Recently, a federal appeals court struck down the provision of the Dodd-Frank Act that made the director of the CFPB a lifetime appointee who could not be removed by a new president.
“Donald Trump says they want to eliminate Dodd-Frank. We’re not going to let them,” Kaine added.
Kaine also briefly touched on health care.
“We’re going to make sure our low income families maintain access to the quality affordable health care they have under the affordable health care act,” he said.
The Democratic vice-presidential nominee was particularly enamored in his discussion of “gun violence.”
“You can’t talk about the neighborhood issues without talking about gun violence,” he said.
“This epidemic scars every community in the United States.
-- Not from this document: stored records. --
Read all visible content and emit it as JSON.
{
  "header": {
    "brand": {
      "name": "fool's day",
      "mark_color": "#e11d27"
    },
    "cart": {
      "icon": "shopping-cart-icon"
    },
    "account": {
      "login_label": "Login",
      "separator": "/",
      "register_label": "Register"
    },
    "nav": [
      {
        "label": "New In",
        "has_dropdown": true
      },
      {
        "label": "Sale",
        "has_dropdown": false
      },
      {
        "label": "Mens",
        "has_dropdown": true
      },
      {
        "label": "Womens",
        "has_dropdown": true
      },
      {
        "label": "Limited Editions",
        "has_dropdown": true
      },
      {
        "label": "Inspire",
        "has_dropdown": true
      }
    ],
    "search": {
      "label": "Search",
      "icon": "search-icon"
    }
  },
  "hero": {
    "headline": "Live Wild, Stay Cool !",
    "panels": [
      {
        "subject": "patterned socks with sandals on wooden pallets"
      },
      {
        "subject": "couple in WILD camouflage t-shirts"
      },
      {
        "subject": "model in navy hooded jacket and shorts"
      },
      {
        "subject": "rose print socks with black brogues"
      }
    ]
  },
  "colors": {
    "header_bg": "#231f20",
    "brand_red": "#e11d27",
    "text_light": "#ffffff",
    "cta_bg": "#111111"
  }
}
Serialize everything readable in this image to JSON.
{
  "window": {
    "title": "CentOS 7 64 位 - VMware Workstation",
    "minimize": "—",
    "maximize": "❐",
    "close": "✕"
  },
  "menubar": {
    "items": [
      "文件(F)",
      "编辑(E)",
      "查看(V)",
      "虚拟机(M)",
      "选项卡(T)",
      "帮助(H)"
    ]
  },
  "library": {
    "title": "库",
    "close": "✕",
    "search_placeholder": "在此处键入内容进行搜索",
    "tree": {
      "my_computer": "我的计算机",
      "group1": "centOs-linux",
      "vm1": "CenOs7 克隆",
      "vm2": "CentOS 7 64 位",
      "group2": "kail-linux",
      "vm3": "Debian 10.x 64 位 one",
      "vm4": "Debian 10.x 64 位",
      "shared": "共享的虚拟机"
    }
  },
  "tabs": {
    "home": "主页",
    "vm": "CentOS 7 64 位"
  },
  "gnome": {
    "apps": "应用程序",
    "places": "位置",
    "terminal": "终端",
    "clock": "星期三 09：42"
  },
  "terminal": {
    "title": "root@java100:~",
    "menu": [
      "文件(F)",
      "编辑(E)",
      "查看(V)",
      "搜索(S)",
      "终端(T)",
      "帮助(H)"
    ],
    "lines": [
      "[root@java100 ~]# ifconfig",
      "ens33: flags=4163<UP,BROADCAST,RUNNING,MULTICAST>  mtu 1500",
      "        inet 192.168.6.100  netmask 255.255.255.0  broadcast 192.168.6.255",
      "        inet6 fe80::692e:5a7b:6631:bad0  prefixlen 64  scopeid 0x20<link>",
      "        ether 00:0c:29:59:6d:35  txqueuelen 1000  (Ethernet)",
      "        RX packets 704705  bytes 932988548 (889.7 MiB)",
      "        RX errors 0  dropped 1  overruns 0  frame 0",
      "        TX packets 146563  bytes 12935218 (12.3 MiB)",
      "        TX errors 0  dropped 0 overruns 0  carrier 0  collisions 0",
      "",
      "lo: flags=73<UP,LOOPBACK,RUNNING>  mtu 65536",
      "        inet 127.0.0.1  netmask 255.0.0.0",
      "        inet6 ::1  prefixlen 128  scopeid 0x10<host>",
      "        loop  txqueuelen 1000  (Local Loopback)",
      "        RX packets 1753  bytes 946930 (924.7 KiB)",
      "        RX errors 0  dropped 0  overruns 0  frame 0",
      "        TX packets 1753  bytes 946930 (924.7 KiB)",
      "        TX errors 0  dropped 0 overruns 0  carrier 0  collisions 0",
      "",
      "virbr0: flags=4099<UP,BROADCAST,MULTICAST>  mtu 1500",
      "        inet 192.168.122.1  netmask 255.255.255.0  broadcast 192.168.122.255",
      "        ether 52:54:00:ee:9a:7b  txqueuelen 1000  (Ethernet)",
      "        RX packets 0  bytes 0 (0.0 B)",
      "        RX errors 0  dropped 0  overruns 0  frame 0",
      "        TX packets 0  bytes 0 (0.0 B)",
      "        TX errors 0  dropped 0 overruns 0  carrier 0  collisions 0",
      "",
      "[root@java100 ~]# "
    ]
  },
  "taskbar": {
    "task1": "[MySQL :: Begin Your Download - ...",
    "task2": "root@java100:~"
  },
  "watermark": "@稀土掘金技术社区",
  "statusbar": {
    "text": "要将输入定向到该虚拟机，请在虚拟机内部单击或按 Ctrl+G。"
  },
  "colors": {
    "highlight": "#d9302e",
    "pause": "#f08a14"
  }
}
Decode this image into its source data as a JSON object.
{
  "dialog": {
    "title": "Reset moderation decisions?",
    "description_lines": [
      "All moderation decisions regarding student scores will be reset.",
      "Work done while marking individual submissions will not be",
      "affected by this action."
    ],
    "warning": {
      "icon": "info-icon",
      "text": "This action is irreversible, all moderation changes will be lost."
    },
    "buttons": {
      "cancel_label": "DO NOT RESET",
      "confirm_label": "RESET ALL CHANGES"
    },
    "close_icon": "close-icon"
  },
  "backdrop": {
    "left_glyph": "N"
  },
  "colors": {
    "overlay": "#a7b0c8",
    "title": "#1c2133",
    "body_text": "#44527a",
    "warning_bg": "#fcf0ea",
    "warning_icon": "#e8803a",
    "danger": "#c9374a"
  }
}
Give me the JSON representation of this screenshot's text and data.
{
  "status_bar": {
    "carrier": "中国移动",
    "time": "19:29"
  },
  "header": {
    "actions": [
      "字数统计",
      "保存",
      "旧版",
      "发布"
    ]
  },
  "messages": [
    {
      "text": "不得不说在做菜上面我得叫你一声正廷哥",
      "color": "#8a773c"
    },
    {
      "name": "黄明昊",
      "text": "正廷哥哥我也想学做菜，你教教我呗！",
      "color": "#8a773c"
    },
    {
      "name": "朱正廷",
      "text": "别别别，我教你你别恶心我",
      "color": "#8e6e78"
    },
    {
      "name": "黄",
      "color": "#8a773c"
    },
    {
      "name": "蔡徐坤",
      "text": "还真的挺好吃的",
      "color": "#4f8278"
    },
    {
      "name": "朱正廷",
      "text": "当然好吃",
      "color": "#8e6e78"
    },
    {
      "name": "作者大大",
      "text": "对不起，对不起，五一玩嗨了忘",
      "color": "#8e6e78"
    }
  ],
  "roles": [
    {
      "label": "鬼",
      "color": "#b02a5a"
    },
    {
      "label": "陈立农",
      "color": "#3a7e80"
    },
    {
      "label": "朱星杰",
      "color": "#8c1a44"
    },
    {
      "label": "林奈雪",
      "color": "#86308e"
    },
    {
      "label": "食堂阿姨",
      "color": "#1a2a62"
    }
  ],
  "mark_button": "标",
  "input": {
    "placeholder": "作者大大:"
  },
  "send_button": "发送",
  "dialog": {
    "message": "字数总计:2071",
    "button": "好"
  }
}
Gun violence is now the leading cause of death for young black Americans,” he added.
Kaine vowed he would “fight for common sense reforms that the American public and even gun owners overwhelmingly want.”
He then noted that “the final pillar of the anti-poverty plan, this may be the most important one, is the education one.”
“Our administration would want to do a number of things. . . We’re going to start with early childhood education. If you can provide early childhood education, you will effect them positively throughout their entire life,” he added.
Kaine noted that his wife, Ann Holton, who was in attendance at the speech, had recently resigned as Secretary of Education in the State of Virginia and was very familiar with education issues.
“We want to make universal pre-K available for every four-year-old in the country,” he said.
He also vowed the federal government would “pay for the repair of poor public schools” because “kids should be entitled to go to good schools no matter what zipcodes they live in.”
He then outlined a significant expansion of public schools into social services.
“We can work with our school systems to reform overly punitive school penalties and help them invest in social workers,” he said.
“You’ve got to provide community services in school buildings that teachers aren’t really the ones to provide. You’ve got to have social services available. There should be the social services right there in school buildings,” he added.
As for college education, Kaine said he wants to make it more affordable for everyone, but especially for low income families.
“Hillary and I want to make it so that every low income family can send their child to college tuition free at community colleges and public universities,” he said.
College, he added, should be “debt free for everybody.”
Kaine also touched on technical education, and praised organized labor.
“We’ve got to focus on career and technical education. Nobody does this better than organized labor,” he said.
Kaine added that “we’ve got to stand up for the right to collective bargaining.”